Liputan6.com, Jakarta - Komisi Nasional Hak Asasi Manusia (Komnas HAM) memantau pembongkaran permukiman di bantaran Sungai Ciliwung, Bukit Duri, Tebet, Jakarta Selatan. Komnas HAM menilai, pembongkaran tersebut melanggar hukum karena proses gugatan class action masih berlangsung di pengadilan.
"Pemprov tidak menghormati proses hukum yang sedang berlangsung.

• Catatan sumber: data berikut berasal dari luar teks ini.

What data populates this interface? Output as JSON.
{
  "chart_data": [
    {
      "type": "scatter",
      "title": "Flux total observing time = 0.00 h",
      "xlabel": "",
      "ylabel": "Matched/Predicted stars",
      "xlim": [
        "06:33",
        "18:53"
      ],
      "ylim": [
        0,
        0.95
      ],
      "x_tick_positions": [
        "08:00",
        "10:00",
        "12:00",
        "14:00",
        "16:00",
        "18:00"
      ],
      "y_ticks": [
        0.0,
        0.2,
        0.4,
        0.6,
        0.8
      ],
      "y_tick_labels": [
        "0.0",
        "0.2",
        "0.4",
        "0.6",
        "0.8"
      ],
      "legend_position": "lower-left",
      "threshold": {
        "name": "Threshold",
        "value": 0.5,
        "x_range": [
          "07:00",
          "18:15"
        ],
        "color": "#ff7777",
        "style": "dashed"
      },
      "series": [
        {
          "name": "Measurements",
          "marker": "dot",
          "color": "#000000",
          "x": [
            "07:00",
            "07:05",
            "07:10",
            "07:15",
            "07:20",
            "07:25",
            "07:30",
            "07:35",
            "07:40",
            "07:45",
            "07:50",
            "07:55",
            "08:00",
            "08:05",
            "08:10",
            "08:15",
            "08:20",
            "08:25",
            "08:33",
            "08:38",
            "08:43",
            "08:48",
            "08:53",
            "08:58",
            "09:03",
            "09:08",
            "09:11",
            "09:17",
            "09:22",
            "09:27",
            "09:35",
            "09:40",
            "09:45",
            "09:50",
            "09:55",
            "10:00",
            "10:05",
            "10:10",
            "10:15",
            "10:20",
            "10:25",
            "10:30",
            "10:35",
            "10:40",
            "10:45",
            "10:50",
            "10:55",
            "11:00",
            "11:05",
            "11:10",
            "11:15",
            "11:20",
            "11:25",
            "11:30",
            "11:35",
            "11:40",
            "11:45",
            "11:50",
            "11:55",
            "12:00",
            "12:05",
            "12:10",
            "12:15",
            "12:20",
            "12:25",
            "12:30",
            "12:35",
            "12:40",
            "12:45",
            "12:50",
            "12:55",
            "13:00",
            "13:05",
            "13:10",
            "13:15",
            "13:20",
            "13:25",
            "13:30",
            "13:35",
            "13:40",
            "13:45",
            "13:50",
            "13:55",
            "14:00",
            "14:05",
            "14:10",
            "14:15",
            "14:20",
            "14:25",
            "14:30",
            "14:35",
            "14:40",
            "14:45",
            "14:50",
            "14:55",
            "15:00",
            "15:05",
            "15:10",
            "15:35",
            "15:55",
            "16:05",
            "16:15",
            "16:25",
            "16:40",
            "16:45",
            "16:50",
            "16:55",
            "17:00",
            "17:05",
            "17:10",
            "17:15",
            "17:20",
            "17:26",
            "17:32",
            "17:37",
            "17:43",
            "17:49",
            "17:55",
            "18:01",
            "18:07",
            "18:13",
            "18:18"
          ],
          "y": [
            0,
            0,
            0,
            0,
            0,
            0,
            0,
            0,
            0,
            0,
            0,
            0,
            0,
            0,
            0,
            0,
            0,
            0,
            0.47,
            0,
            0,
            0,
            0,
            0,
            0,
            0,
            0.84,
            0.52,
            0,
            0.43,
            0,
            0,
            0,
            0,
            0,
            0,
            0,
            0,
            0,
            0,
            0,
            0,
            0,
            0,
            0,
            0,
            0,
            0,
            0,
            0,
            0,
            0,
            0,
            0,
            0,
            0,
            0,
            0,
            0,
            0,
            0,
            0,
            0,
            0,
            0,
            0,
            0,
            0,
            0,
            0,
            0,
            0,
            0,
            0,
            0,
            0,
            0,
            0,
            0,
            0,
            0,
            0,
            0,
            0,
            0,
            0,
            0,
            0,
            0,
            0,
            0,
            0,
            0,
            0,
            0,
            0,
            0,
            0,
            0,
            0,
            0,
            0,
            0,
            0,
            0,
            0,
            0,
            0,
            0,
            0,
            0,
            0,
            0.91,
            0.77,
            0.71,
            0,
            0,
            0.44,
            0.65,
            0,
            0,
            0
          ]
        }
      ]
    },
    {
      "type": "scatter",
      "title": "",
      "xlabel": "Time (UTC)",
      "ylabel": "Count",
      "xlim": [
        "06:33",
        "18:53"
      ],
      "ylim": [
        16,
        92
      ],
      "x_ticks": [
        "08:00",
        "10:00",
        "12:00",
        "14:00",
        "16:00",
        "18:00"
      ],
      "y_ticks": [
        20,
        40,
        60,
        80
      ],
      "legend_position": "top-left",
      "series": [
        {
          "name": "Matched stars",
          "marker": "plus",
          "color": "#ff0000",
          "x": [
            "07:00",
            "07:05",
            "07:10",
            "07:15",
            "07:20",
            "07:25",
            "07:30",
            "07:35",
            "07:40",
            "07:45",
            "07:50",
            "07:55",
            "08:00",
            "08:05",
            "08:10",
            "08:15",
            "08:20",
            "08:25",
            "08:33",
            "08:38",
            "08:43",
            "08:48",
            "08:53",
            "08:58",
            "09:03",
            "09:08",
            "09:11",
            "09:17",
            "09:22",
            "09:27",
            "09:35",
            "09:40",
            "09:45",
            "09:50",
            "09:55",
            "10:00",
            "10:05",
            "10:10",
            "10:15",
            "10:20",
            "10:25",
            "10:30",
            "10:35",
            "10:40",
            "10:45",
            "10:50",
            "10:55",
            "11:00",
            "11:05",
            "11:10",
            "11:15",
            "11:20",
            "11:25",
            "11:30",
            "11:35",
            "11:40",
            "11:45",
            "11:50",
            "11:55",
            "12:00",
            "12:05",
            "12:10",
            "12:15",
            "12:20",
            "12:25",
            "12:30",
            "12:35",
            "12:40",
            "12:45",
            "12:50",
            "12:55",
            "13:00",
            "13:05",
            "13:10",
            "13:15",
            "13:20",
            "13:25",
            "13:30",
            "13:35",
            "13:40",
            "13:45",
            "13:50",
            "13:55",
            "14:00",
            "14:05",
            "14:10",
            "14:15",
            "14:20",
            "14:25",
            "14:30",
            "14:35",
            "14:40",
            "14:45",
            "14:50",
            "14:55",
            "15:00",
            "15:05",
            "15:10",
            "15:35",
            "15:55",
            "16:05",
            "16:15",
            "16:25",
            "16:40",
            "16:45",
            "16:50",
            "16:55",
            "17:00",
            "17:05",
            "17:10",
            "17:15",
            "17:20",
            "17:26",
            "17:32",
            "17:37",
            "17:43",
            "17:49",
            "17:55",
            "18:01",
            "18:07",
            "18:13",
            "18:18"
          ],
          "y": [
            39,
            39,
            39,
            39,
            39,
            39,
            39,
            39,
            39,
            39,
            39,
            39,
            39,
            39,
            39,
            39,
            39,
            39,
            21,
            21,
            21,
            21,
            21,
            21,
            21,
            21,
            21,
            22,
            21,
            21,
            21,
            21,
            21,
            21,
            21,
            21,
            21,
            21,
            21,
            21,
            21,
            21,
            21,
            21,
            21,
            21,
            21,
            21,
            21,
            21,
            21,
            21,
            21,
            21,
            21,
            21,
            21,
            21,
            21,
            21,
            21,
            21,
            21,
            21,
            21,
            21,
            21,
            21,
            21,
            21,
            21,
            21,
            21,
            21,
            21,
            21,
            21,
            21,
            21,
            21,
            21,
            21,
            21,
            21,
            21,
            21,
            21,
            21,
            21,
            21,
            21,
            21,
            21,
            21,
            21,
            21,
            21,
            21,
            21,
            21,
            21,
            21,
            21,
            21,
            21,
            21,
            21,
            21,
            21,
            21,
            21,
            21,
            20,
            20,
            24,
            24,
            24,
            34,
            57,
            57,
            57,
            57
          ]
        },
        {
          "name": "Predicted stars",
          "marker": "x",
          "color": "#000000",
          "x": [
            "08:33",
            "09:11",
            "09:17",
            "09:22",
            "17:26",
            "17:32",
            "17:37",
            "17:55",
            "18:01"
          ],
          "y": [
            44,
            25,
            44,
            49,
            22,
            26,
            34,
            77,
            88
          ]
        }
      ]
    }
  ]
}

Ini kan Pemprov yang melakukan pelanggaran hukum, lalu di mana penegak hukum ketika penguasa melanggar," kata Koordinator Subkomisi Pemantauan dan Penyelidikan Komnas HAM Siane Indrianidi kawasan Bukit Duri, Tebet, Jakarta Selatan, Rabu (28/9/2016).
Advertisement
Menurut dia, pelanggaran hukum yang dilakukan oleh Pemprov DKI Jakarta sangat berdampak buruk bagi warga. Masyarakat dapat mengalami rasa frustasi karena tidak adanya penegakan hukum yang adil.
"Kedua, masyarakat tidak akan lagi percaya pada hukum," lanjut dia.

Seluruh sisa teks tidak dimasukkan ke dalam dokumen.